I received a phone call yesterday from OCMC (Orthodox Christian Mission Center) asking me to consider if I could move my participation in a Uganda Health Team from mid August to early September. It was for a good reason, they had health care practitioners that could only make it for the mission team at that time. I, however, could not.
It isn’t a complete loss because I simply moved my application and my funding to place me in Tanzania later this year, helping the local clergy and sharing the Faith. Yet it was kind of disappointing as well because I had prayed, fundraised, prepared, planned, researched, and sent letters overseas in the hope that in just a few weeks I would be in Uganda. A part of my heart was already there. I thought the hand of God was in this.

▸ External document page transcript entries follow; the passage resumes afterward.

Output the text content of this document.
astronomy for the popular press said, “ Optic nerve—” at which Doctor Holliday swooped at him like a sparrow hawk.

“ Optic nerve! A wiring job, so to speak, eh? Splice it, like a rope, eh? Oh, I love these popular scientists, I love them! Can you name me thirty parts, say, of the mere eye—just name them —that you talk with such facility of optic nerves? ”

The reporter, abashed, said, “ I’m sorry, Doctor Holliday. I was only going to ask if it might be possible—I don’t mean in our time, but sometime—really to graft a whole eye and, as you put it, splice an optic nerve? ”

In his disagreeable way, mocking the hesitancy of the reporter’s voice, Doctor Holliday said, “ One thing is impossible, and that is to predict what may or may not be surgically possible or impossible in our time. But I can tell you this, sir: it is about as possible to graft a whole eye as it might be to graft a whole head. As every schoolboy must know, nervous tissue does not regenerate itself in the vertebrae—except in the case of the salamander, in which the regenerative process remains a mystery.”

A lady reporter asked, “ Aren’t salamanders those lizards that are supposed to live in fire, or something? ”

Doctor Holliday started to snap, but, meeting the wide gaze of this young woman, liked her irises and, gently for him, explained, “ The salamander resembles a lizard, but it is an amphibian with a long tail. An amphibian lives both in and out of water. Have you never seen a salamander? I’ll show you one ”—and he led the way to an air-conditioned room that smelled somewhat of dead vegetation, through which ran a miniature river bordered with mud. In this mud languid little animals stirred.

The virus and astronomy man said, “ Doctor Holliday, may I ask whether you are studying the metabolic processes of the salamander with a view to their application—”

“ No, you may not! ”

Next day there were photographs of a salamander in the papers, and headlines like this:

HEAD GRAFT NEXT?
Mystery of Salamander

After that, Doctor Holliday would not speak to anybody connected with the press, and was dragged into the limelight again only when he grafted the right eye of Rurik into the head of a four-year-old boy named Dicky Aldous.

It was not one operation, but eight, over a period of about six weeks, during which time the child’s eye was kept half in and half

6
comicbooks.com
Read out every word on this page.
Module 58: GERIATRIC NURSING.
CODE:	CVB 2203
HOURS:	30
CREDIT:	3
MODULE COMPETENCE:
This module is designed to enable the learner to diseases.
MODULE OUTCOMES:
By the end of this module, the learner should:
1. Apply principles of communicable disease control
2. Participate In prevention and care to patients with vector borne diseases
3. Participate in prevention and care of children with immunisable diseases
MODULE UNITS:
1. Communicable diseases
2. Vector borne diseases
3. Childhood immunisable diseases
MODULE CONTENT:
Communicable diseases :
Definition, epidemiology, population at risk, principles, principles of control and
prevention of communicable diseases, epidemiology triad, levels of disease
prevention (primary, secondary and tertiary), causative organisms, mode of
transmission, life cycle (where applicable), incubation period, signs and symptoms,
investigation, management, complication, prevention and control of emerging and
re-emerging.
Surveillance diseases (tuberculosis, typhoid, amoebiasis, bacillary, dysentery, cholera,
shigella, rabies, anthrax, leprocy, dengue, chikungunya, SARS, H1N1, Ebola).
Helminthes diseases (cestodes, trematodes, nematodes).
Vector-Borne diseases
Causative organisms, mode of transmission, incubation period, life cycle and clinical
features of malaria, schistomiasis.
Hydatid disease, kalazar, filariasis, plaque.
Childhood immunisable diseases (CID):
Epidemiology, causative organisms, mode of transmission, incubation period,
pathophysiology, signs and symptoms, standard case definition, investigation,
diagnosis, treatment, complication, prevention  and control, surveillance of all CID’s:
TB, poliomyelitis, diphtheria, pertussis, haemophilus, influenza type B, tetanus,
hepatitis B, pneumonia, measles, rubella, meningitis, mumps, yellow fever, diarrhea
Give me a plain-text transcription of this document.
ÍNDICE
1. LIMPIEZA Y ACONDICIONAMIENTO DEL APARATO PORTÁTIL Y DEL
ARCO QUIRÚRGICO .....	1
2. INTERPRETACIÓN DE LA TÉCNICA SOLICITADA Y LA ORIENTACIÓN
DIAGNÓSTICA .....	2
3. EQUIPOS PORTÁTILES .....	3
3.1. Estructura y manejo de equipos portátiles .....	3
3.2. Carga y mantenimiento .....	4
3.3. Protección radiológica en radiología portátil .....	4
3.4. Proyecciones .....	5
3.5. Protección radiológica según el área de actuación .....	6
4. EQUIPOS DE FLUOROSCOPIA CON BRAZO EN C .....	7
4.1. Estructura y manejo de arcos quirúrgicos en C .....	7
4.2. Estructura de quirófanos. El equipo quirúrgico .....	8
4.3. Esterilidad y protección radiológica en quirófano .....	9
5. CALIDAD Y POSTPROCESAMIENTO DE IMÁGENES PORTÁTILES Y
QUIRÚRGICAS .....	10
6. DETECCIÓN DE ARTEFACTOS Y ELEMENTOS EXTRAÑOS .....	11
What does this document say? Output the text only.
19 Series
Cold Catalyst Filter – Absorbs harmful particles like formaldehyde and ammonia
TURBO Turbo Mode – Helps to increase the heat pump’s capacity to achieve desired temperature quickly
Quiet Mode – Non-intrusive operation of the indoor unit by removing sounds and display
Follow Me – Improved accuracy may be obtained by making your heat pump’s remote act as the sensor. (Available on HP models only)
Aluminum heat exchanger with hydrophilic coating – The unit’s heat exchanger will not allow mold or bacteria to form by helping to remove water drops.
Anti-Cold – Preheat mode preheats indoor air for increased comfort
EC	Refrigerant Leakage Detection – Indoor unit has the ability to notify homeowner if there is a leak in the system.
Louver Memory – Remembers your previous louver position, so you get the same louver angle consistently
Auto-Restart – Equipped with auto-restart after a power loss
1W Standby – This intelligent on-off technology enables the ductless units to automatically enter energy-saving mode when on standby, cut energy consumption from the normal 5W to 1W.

So now comes the task of untangling myself and rearranging all the details. It can be done. I’ve done it before. I’m grateful for the quick assistance of my Senior Priest and Bishop who enabled me to make a quick decision by their blessing. OCMC will change all the travel arrangements. No money will be lost. Good work will still be done. The next months will be spent learning about Tanzania, picking up some of the language, and finding out how I need to serve.
I may, however, never know the movements of God behind all of this. Originally I had hoped to go to Ghana and then a pregnancy in my office changed the whole schedule and rerouted me to Uganda where everything was ready to go until the last minute. Then it changed. It is, as we Orthodox like to say, a mystery and the answer may never come.
Yet I need to trust that the hand of God is working in my life even if I don’t always see it or understand the specifics. Perhaps I’ll know in time. Perhaps not until that day. Still, there is a reason and all I can do is pray and take one step in front of the other.
The next week brings the untangling process. I’ll need to rearrange the travel insurance. There’s a Metropolitan Bishop in Uganda to whom I have to send my regrets. I have to check the paperwork and relearn details. On the whole I would rather have been on cruise control in these coming weeks. Now I need to start over.
Yet, its not my will but God’s be done and one step in front of the other.